Virginie Biarnés, psychomotricienne qui avait attiré l’attention du public du Chesnay sur la diversité des formes de handicap, apporte un troisième témoignage. Conseillère municipale de la commune d’Elancourt, elle a été déléguée au handicap de 2008 à 2012. Lorsque le budget de l’accessibilité a été réduit à zéro, elle a choisi de rendre la délégation.

Pour Virginie Biarnès, l’essentiel est de développer une vision globale du handicap et de l’accessibilité. De cesser de « regarder l’accessibilité au travers d’une œillère qui en fait un problème très complexe et coûteux pour un tout petit nombre de destinataires...et d’électeurs. Il concerne, ou peut concerner, tout citoyen. Avec le vieillissement de la population et la diminution des budgets publics, l’accessibilité de la ville représente une facilitation de la vie urbaine pour tous. Et relève d’une anticipation de la gestion de la dépendance, consciente au niveau de l’Etat, mais dont les communes doivent prendre le relai, même si la vie municipale reste scandée par la périodicité électorale de 5 ans.

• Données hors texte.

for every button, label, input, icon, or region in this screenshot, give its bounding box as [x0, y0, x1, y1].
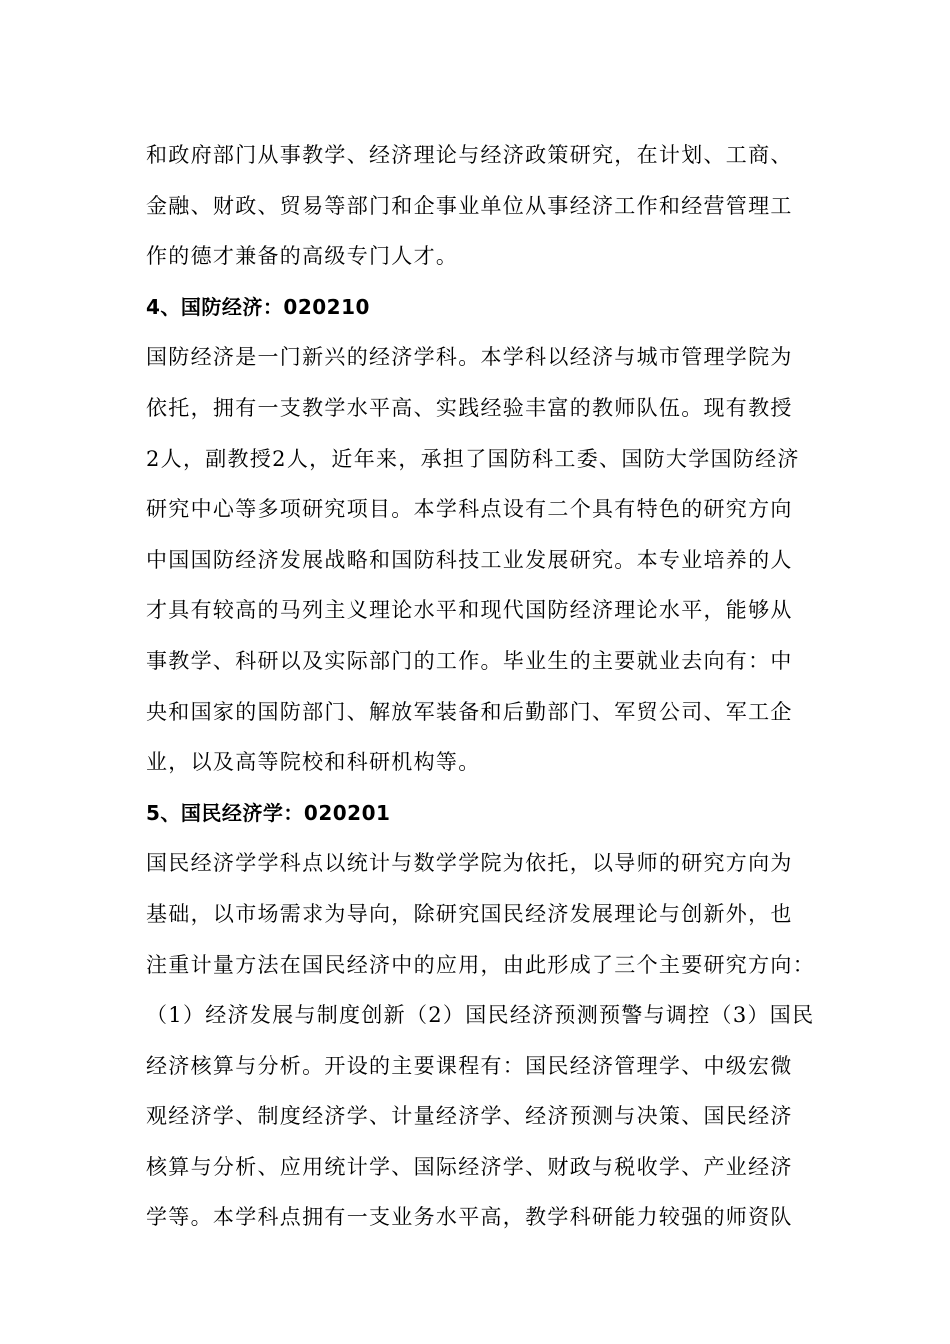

Dans un avenir proche, les villes n’auront plus les moyens de multiplier les maisons de retraite, établissements auxquels tout une part de la population n’aura pas accès. Or l’alternative qu’est le maintien à domicile nécessite une accessibilité des services administratifs, sociaux et médicaux et des commerces. »

« Des pays européens comme l’Espagne ont compris l’intérêt d’une accessibilité généralisée des cœurs de ville, dans lesquels la facilitation du quotidien va de pair avec une réduction de la place faite à la voiture. Cette facilitation impacterait sensiblement l’emploi des personnes handicapées. L’aménagement d’un poste de travail suite à l’accident d’un salarié est une chose que les entreprises de taille conséquente sont prêtes à envisager, si toutefois la personne peut accéder à son lieu de travail. »

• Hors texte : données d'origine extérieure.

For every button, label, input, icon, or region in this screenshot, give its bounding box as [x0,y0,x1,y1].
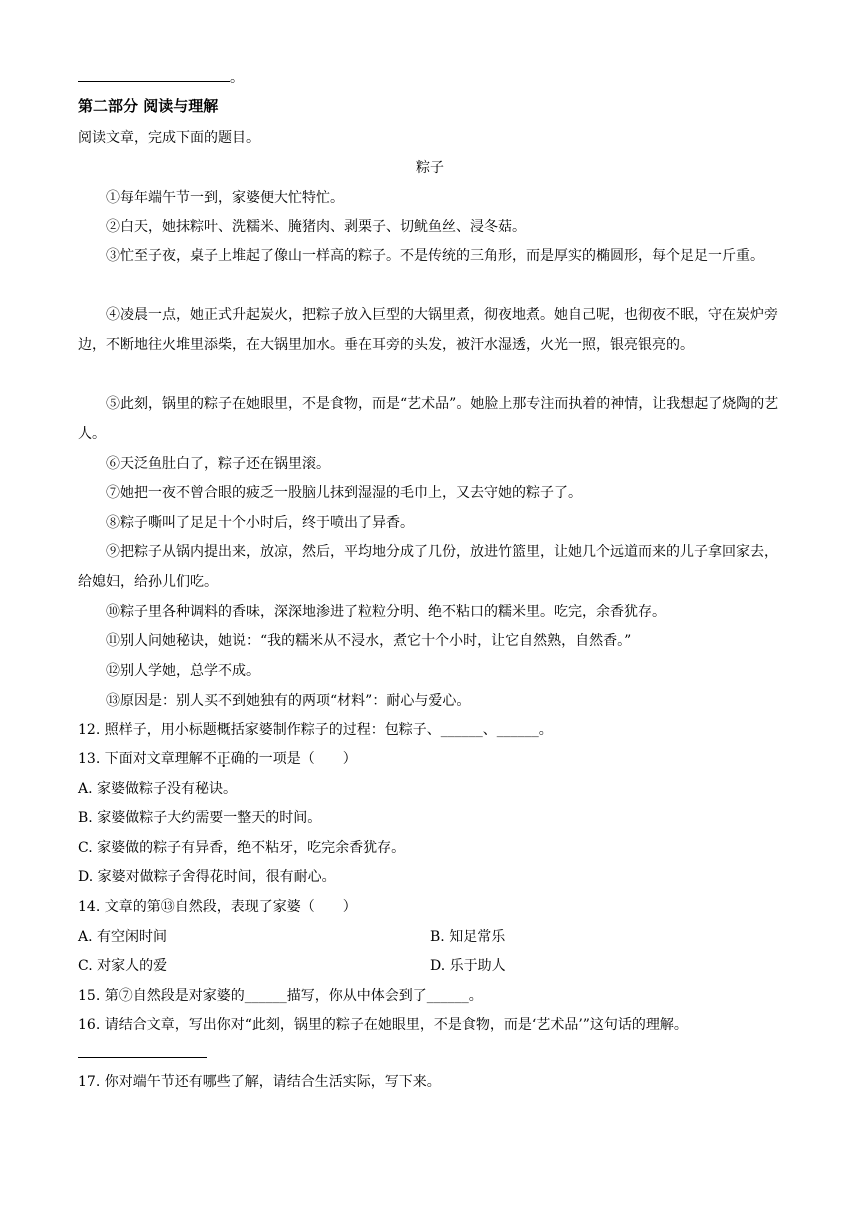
article-paragraph-5: ⑤此刻，锅里的粽子在她眼里，不是食物，而是“艺术品”。她脸上那专注而执着的神情，让我想起了烧陶的艺人。 [78,396,779,442]
question-14-option-d: D. 乐于助人 [430,958,506,974]
article-paragraph-7: ⑦她把一夜不曾合眼的疲乏一股脑儿抹到湿湿的毛巾上，又去守她的粽子了。 [106,485,582,501]
question-14-option-c: C. 对家人的爱 [78,958,168,974]
section-title: 第二部分 阅读与理解 [78,97,219,115]
question-13-emphasis: 不正确 [202,751,245,767]
article-paragraph-9: ⑨把粽子从锅内提出来，放凉，然后，平均地分成了几份，放进竹篮里，让她几个远道而来的儿子拿回家去，给媳妇，给孙儿们吃。 [78,544,778,590]
question-13-stem-before: 13. 下面对文章理解 [78,751,203,767]
question-14-stem: 14. 文章的第⑬自然段，表现了家婆（ ） [78,899,357,915]
question-16: 16. 请结合文章，写出你对“此刻，锅里的粽子在她眼里，不是食物，而是‘艺术品’”这句话的理解。 [78,1017,688,1033]
question-15: 15. 第⑦自然段是对家婆的______描写，你从中体会到了______。 [78,988,483,1004]
question-13-stem [78,749,357,769]
article-paragraph-6: ⑥天泛鱼肚白了，粽子还在锅里滚。 [106,456,330,472]
article-paragraph-4: ④凌晨一点，她正式升起炭火，把粽子放入巨型的大锅里煮，彻夜地煮。她自己呢，也彻夜不眠，守在炭炉旁边，不断地往火堆里添柴，在大锅里加水。垂在耳旁的头发，被汗水湿透，火光一照，银亮银亮的。 [78,307,778,353]
question-14-option-b: B. 知足常乐 [430,929,506,945]
answer-line-16 [78,1057,207,1058]
article-paragraph-13: ⑬原因是：别人买不到她独有的两项“材料”：耐心与爱心。 [106,693,471,709]
article-paragraph-2: ②白天，她抹粽叶、洗糯米、腌猪肉、剥栗子、切鱿鱼丝、浸冬菇。 [106,219,526,235]
question-12: 12. 照样子，用小标题概括家婆制作粽子的过程：包粽子、______、______。 [78,722,553,738]
article-paragraph-10: ⑩粽子里各种调料的香味，深深地渗进了粒粒分明、绝不粘口的糯米里。吃完，余香犹存。 [106,604,666,620]
question-17: 17. 你对端午节还有哪些了解，请结合生活实际，写下来。 [78,1074,441,1090]
section-instruction: 阅读文章，完成下面的题目。 [78,130,260,146]
article-title: 粽子 [416,160,444,176]
question-13-stem-after: 的一项是（ ） [244,751,357,767]
question-13-option-c: C. 家婆做的粽子有异香，绝不粘牙，吃完余香犹存。 [78,840,406,856]
top-fragment: 。 [230,70,244,86]
article-paragraph-12: ⑫别人学她，总学不成。 [106,663,260,679]
question-13-option-b: B. 家婆做粽子大约需要一整天的时间。 [78,810,322,826]
article-paragraph-11: ⑪别人问她秘诀，她说：“我的糯米从不浸水，煮它十个小时，让它自然熟，自然香。” [106,633,632,649]
question-13-option-d: D. 家婆对做粽子舍得花时间，很有耐心。 [78,869,336,885]
article-paragraph-1: ①每年端午节一到，家婆便大忙特忙。 [106,190,344,206]
question-14-option-a: A. 有空闲时间 [78,929,168,945]
article-paragraph-8: ⑧粽子嘶叫了足足十个小时后，终于喷出了异香。 [106,515,414,531]
question-13-option-a: A. 家婆做粽子没有秘诀。 [78,781,238,797]
article-paragraph-3: ③忙至子夜，桌子上堆起了像山一样高的粽子。不是传统的三角形，而是厚实的椭圆形，每个足足一斤重。 [106,248,764,264]
answer-line-top [78,81,230,82]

Au plan des aménagements les choses sont objectivement compliquées. A Saint Quentin en Yvelines, les efforts communs de la communauté d’agglomération et du STIF (syndicat des transports d’Ile-de-France) ont permis que 50% des bus soient accessibles en fauteuil et équipés d’alertes sonores, mais l’allongement du temps de trajet qui en résulte fait l’objet de réclamations. Et la continuité de parcours évoquée par la loi n’est pas simple à réaliser, si l’on songe à une voirie qui peut relever sur un tronçon de la commune, sur un autre du Conseil général et sur un troisième d’une communauté d’agglomération. En l’absence de normes, une grande diversité d’équipements peut se présenter, obligeant par exemple une personne non voyantes à disposer d’un équipement pour les balises auditives de sa commune, et d’un autre pour la partie de son trajet située sur une commune riveraine. »

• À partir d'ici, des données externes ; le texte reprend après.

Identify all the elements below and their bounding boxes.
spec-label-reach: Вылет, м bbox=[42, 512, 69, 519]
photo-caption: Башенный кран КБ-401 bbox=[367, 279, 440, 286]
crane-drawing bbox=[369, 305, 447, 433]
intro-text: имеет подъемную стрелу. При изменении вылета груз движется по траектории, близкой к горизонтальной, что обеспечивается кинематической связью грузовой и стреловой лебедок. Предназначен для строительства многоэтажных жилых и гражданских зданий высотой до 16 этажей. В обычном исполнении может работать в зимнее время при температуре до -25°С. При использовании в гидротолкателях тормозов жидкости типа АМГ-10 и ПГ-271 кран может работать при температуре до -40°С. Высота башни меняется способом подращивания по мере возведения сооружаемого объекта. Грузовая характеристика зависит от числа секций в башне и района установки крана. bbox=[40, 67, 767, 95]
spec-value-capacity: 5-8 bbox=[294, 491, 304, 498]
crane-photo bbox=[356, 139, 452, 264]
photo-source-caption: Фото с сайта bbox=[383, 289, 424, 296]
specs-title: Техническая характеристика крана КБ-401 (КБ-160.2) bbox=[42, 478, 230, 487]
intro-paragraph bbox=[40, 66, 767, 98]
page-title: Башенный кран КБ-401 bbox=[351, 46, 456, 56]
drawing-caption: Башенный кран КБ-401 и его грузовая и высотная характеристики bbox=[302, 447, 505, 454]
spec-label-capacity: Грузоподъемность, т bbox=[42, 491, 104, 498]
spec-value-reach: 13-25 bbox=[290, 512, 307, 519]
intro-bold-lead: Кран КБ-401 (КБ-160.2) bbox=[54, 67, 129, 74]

« L’amélioration de la prise en compte des handicaps dans la ville passe nécessairement par celle de l’offre de formation, information et sensibilisation, qui doit intégrer une étape concrète de mise en situation corporelle des apprenants, car un parcours urbain en fauteuil ou les yeux bandés instruit plus vite et plus durablement qu’un exposé ou une brochure de sensibilisation. »


* Fabienne Souhami-Gillis (cf. infra) précise sur ce point : « sauf indication spécifique dans le bail, c’est au locataire que revient l’accessibilité d’un local commercial »
** Celle de la ville au titre du FISAC (Fonds d’intervention pour les services, l’artisanat et le commerce) a pris fin en 2010. Celle du FIPHFP (Fonds pour l’insertion des personnes handicapées de la fonction publique) concerne les agents en poste et ne permet pas d’anticiper l’accueil d’une personne à mobilité réduite.